Classic Computer Magazine Archive COMPUTE! ISSUE 41 / OCTOBER 1983 / PAGE 204

Atari Master Disk Directory

Joseph M. Apice

With this program you create a single disk "library" incorporating the contents of all your directories. The menu gives you six options – the program is truly multipurpose.

Master directories are an essential part of any computer system. We often take them for granted in the larger minicomputers simply because they exist. These multi-user systems utilize some kind of central library containing a list of all the user directories and their files.

In our smaller home computers, we do not have this luxury. And after working on a mini all day, I find it difficult to do without a master directory so I decided to incorporate some of the nicer features of the larger system into my personal computer. Though it is impossible to exactly duplicate the features, I found I could make a reasonable addition.

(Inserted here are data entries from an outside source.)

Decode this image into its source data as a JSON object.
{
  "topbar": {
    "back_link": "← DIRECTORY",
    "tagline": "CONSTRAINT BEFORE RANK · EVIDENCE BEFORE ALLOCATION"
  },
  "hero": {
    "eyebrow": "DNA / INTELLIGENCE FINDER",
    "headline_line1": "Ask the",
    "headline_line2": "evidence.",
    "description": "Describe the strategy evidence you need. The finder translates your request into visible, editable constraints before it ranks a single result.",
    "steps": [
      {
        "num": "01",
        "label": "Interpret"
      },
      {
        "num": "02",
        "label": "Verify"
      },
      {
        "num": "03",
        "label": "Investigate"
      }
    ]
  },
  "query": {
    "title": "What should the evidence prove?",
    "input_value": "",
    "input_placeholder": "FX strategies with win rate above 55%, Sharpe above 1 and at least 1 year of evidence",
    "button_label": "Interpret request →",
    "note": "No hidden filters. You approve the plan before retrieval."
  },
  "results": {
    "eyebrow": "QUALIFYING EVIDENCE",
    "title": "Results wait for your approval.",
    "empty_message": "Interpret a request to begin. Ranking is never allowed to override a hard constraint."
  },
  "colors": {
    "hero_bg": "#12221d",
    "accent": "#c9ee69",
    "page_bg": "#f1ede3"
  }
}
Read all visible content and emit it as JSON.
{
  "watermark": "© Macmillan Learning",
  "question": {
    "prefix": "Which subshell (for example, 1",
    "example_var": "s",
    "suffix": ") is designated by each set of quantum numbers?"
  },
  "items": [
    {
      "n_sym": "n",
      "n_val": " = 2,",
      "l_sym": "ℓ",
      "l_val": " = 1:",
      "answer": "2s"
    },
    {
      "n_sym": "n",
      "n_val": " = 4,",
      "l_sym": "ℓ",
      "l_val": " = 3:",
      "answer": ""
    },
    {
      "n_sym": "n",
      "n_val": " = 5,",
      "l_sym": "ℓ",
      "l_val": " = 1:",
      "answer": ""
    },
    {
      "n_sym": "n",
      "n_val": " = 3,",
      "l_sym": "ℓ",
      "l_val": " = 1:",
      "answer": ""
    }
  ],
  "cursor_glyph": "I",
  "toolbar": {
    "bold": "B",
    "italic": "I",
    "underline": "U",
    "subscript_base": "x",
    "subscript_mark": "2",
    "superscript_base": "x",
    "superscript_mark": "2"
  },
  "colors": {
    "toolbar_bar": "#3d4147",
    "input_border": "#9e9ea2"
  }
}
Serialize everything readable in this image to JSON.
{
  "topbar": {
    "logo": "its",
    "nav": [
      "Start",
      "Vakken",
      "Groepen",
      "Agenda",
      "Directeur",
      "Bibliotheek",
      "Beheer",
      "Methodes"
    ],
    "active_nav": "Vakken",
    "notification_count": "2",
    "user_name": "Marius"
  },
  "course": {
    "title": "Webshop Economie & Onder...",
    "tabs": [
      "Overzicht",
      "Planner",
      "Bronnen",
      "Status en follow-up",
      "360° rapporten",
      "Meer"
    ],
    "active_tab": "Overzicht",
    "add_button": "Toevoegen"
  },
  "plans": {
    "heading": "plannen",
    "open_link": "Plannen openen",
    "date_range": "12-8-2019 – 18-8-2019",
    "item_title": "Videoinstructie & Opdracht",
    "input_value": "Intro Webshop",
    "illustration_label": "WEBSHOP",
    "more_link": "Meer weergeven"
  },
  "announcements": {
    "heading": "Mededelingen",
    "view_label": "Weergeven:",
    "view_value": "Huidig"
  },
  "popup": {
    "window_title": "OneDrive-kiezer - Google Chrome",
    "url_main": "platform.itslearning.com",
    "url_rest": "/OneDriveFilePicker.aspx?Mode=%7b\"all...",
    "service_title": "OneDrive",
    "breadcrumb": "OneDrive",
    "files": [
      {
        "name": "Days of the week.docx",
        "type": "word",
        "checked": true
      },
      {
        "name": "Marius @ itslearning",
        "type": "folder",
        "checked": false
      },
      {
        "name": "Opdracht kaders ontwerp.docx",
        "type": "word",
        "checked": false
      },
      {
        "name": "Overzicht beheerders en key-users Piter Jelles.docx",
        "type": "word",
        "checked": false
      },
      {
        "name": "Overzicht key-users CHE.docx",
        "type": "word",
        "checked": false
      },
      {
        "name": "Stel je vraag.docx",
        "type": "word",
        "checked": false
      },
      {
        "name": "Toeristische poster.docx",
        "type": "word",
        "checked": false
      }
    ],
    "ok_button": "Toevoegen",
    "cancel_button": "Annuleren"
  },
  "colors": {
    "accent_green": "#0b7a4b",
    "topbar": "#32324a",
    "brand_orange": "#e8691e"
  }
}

I had read several articles dealing with various types of master directory programs. All of them were good, but many required the constant swapping of disks. I needed something that could quickly display the contents of any directory in my library as well as locate any file that I wanted to use without searching through my entire library.

With this in mind, I used the Atari forced read mode to load the contents of every directory in my library as a series of DATA statements in the "Master Disk Directory" program. I could then use the program to examine the contents of any disk, search for any file, and even print labels for my disks without loading any other disk.

The program is menu driven and structured so that each menu function is a subroutine. This allows the user to follow what is being done and to make any desired changes.

Running The Program

After you load the program and type RUN, a menu will display the six options available. Enter the number preceding your selected option and press RETURN.

1. Directory Update. This first option is selected each time you enter a new disk or update the listing of a previous disk into the master directory. At the prompt, simply enter the disk name or label and press RETURN. Any additional files which may have existed in the previous disk are automatically deleted when the most recent copy is installed.

2. Disk Search. Use this option to review the contents of any disk directory previously installed. Enter the name of the disk you wish to view, and the contents of that disk directory will be displayed to the screen.

3. File Search. One interesting feature of the program is that it can quickly locate any named file and its resident disk. The wild card feature is always active if the full name is not specified. Multiple listings of any file will be displayed along with their disk locations. The message NO MATCH FOUND will be displayed if the named file does not reside on any disk.

4. Print Labels. Those of you who own a Gemini 10 or Epson MX-80 compatible printer can use this option to print directory labels. The program will allow up to 24 files and one header on any standard (4 × 1-7/16 inch) label. Additional files are printed on the next label.

5. Install Update. When you have completed the transfer of all the directories, use this option to install the most recent update into the Master Disk Directory program. The SAVE feature is automatic; when it is completed, the program will return you to the main menu.

6. Exit. This option allows you to exit the program and return to BASIC. A word of caution here: This option should be used after option 5 if any updates are being made as it will erase the Master Disk Directory program from memory when it is selected.

DATA Locations

Each directory group of DATA statements is allowed a maximum of 64 lines. This corresponds to the maximum number of data files allowed by DOS on any one disk.

Line 2000 will be the first DATA line. Do not renumber the program without making the necessary changes to the variables LINE, LINCNT, and FIRST.